Borek resembles a slightly stodgy egg roll: thin pastry rolled around a filling of herbs and cheese. The kobane falafel, stained dark green with kale, may be perhaps too dense by half — you’re probably better off with the mujwer, a kind of fritter made with vegetables, eggs and cheese, which is springy, lighter than you might expect such a thing to be, and nice with a dab of yogurt.

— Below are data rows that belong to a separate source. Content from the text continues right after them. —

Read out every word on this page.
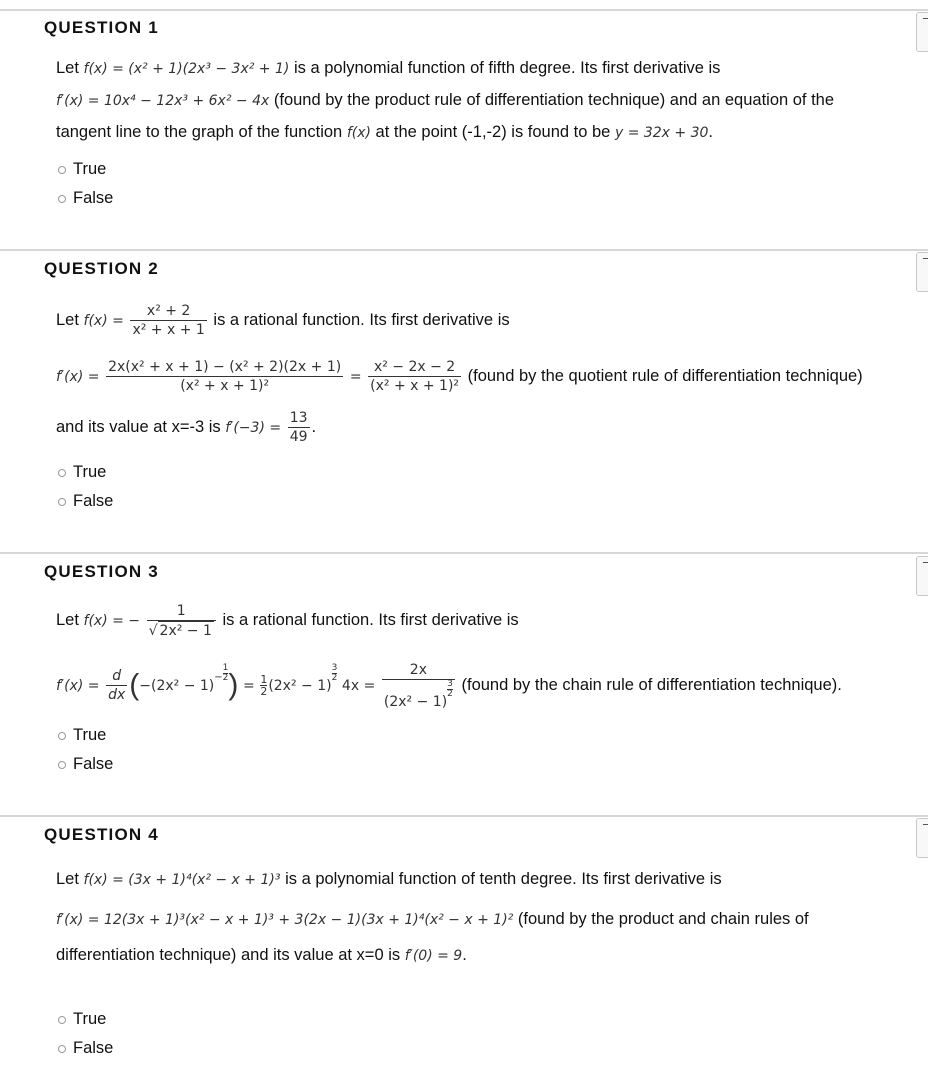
QUESTION 1
Let f(x) = (x² + 1)(2x³ − 3x² + 1) is a polynomial function of fifth degree. Its first derivative is
f′(x) = 10x⁴ − 12x³ + 6x² − 4x (found by the product rule of differentiation technique) and an equation of the
tangent line to the graph of the function f(x) at the point (-1,-2) is found to be y = 32x + 30.
True
False
QUESTION 2
Let $f(x) = \frac{\text{x² + 2}}{\text{x² + x + 1}}$ is a rational function. Its first derivative is
$f'(x) = \frac{\text{2x(x² + x + 1) − (x² + 2)(2x + 1)}}{\text{(x² + x + 1)²}} = \frac{\text{x² − 2x − 2}}{\text{(x² + x + 1)²}}$ (found by the quotient rule of differentiation technique)
and its value at x=-3 is $f'(-3) = \frac{13}{49}$ .
True
False
QUESTION 3
Let f(x) = − $\frac{1}{\text{√ 2x² − 1}}$ is a rational function. Its first derivative is
$f'(x) = \frac{d}{dx} (-(2x^2 - 1)^- \frac{1}{2}$ ) = $\frac{1}{2} (2x^2 - 1)$
$\frac{3}{2}$
4x = 2x
(2x² − 1)
$\frac{3}{2}$ (found by the chain rule of differentiation technique).
True
False
QUESTION 4
Let f(x) = (3x + 1)⁴(x² − x + 1)³ is a polynomial function of tenth degree. Its first derivative is
f′(x) = 12(3x + 1)³(x² − x + 1)³ + 3(2x − 1)(3x + 1)⁴(x² − x + 1)² (found by the product and chain rules of
differentiation technique) and its value at x=0 is f′(0) = 9.
True
False
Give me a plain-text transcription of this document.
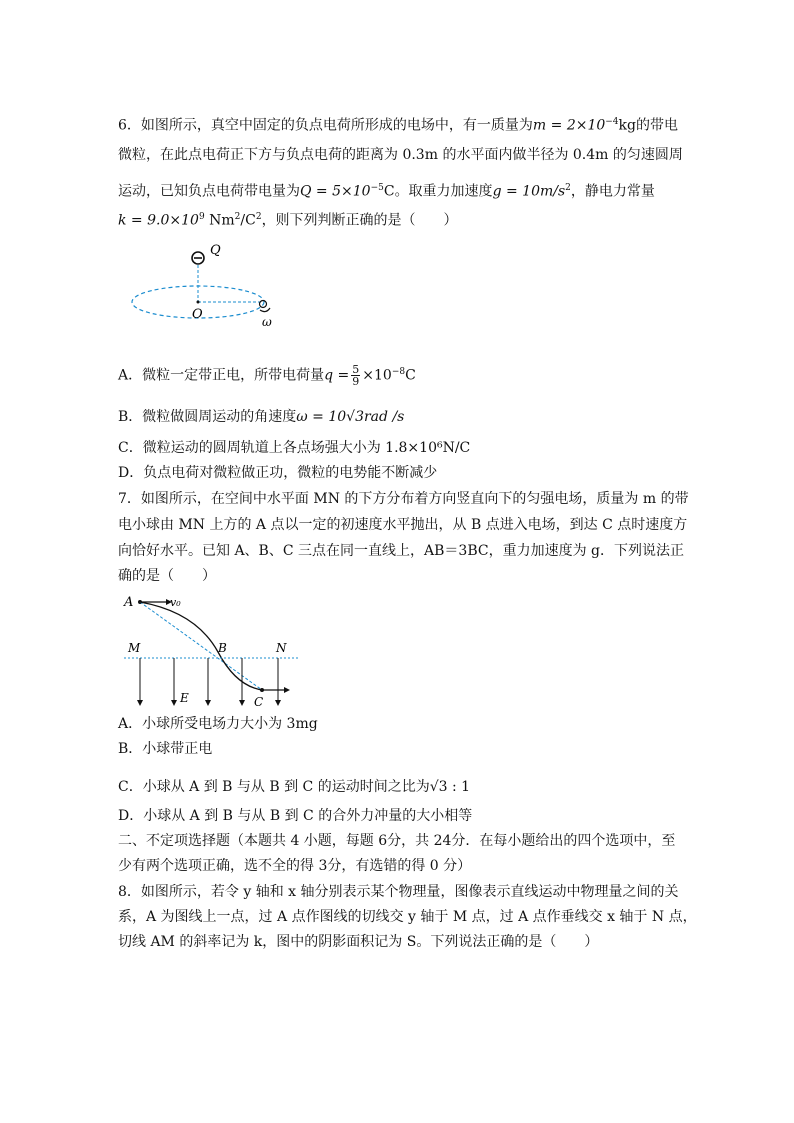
6．如图所示，真空中固定的负点电荷所形成的电场中，有一质量为$m = 2\times 10^{-4}kg$的带电
微粒，在此点电荷正下方与负点电荷的距离为 0.3m 的水平面内做半径为 0.4m 的匀速圆周
运动，已知负点电荷带电量为$Q = 5\times 10^{-5}C$。取重力加速度$g = 10m/s^2$，静电力常量
$k = 9.0\times 10^9$ $Nm^2/C^2$，则下列判断正确的是（　　）
Q
O	ω
A．微粒一定带正电，所带电荷量$q = \frac{5}{9} \times 10^{-8}C$
B．微粒做圆周运动的角速度ω = 10√3rad /s
C．微粒运动的圆周轨道上各点场强大小为 1.8×10⁶N/C
D．负点电荷对微粒做正功，微粒的电势能不断减少
7．如图所示，在空间中水平面 MN 的下方分布着方向竖直向下的匀强电场，质量为 m 的带
电小球由 MN 上方的 A 点以一定的初速度水平抛出，从 B 点进入电场，到达 C 点时速度方
向恰好水平。已知 A、B、C 三点在同一直线上，AB＝3BC，重力加速度为 g．下列说法正
确的是（　　）
A	v₀
M	B	N
E	C
A．小球所受电场力大小为 3mg
B．小球带正电
C．小球从 A 到 B 与从 B 到 C 的运动时间之比为√3 : 1
D．小球从 A 到 B 与从 B 到 C 的合外力冲量的大小相等
二、不定项选择题（本题共 4 小题，每题 6分，共 24分．在每小题给出的四个选项中，至
少有两个选项正确，选不全的得 3分，有选错的得 0 分）
8．如图所示，若令 y 轴和 x 轴分别表示某个物理量，图像表示直线运动中物理量之间的关
系，A 为图线上一点，过 A 点作图线的切线交 y 轴于 M 点，过 A 点作垂线交 x 轴于 N 点，
切线 AM 的斜率记为 k，图中的阴影面积记为 S。下列说法正确的是（　　）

Barwari’s cooking is restrained in its spicing, easy on salt, tending toward the supple rather than the crisp. Sometimes, as with the braised lamb tawe, this is a fault. Sometimes, as with the house’s namesake Niroj kebab, it is just right — a ground mixture of beef and lamb wrapped around a bit of spinach and pomegranate molasses before it is grilled, then splashed with a little yogurt. Barwari claims that no other restaurant in California offers this dish, which I don’t doubt — Niroj is the only Kurdish restaurant in the western United States. The kebab is lovely with Barwari’s chickpea-studded rice.
Even if you tend to skip desserts in Middle Eastern restaurants, you should probably snag an order of Barwari’s kunefe —– melted cheese crowned with a crisp, syrup-sweetened disk of pastry. There may be no better companion for a glass of strong Kurdish tea.
Niroj Kurdish Cuisine
A Kurdish restaurant in a Conejo Valley mini-mall
30313 Canwood St., Agoura Hills, (818) 889-7888, nirojcuisine.com.
Mezze $6-$9; salads $10-$11; kebabs and casseroles $17-$26. Set-price dinners $31-$33 per person.
Open 4:30 p.m. to 9 p.m. Tues.-Thurs., 4 p.m. to 10:30 p.m. Fri.-Sat., 4 p.m. to 9 p.m. Sunday. Credit cards accepted. Beer and wine. Lot parking.
Hesandin; mujwer; mele gej; niroj kebab; kunefe.